Developed by the Japan Aerospace Exploration Agency (JAXA) the electrodynamic tether system is designed to generate electricity to slow down space junk orbits, causing re-entry. This is done using similar principles to those seen in the EDDE system, whereby a current can be induced in a wire via traveling through the Earth’s electromagnetic field. These tethers are to be attached to pieces of space junk, and should generate drag to slow the orbit of the objects. This system is currently in testing to see how much electricity is generated, and if it is indeed sufficient to alter orbits.
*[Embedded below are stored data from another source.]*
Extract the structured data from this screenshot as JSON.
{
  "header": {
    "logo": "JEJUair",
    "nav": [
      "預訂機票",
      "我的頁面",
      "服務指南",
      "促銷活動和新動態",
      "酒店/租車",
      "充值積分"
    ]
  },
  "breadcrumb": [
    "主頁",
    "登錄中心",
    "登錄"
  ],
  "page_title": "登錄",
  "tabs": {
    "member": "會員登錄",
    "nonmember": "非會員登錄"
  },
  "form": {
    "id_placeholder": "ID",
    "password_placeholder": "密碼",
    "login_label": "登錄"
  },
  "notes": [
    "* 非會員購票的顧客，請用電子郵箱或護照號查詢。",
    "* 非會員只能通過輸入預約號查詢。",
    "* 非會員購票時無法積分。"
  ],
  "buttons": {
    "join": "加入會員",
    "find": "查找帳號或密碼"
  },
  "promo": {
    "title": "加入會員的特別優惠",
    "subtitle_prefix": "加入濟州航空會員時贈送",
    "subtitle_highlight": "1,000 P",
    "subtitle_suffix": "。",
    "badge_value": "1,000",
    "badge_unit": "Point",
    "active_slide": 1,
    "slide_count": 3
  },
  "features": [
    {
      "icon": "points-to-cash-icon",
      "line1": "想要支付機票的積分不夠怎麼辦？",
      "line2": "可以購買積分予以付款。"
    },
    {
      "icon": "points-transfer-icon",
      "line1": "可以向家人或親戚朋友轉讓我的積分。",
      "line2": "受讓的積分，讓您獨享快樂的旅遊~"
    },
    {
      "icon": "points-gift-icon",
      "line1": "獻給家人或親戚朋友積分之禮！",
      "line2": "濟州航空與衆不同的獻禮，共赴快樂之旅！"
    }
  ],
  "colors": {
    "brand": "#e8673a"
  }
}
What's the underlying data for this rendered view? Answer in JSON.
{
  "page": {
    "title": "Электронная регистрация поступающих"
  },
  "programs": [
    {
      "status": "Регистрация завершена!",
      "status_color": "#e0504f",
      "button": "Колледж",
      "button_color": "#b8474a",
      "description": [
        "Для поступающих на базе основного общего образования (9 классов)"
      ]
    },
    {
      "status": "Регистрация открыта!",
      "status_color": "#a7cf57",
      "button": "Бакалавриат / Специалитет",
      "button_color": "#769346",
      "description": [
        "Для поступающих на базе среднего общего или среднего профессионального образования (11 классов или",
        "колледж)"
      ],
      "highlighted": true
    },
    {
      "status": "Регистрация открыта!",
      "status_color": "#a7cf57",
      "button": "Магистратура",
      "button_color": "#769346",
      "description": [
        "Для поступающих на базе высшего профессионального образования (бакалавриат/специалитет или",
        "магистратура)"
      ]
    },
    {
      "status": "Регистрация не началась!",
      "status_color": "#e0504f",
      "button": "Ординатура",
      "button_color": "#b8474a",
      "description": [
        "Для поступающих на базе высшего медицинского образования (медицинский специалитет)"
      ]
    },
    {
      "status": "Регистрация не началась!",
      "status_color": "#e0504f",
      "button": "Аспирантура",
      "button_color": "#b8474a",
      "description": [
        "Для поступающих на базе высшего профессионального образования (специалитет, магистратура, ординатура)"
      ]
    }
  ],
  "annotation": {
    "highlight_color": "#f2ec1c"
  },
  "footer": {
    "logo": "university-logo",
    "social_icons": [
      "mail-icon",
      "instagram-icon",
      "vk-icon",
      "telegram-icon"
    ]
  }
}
Space Debris Elimination (SpaDE) system
The SpaDE system aims to remove space junk from via firing controlled pulses of atmospheric gasses in to the paths of orbiting debris, increasing drag and de-orbiting the junk using a method similar to that seen in the dust system mentioned previously in this post. The gasses will safely dissipate after this, meaning that this method could be considered fairly fail-safe. It is also improbable that this method would create any additional debris, as the dust method potentially could. This idea is currently under investigation by NASA and Raytheon, and results so far are promising. It is proposed that this technology could be used to remove objects which have the potential to collide with the ISS. With each evasive maneuver by the ISS costing around $2million, it seems viable that this method could go ahead as a cheaper alternative.
So far, it seems there’s no single solution that wins out as the obvious best choice. A lot of the above mentioned methods are still in the testing stages, and so hopefully within the next 10 years or so we’ll see which ones are actually most viable!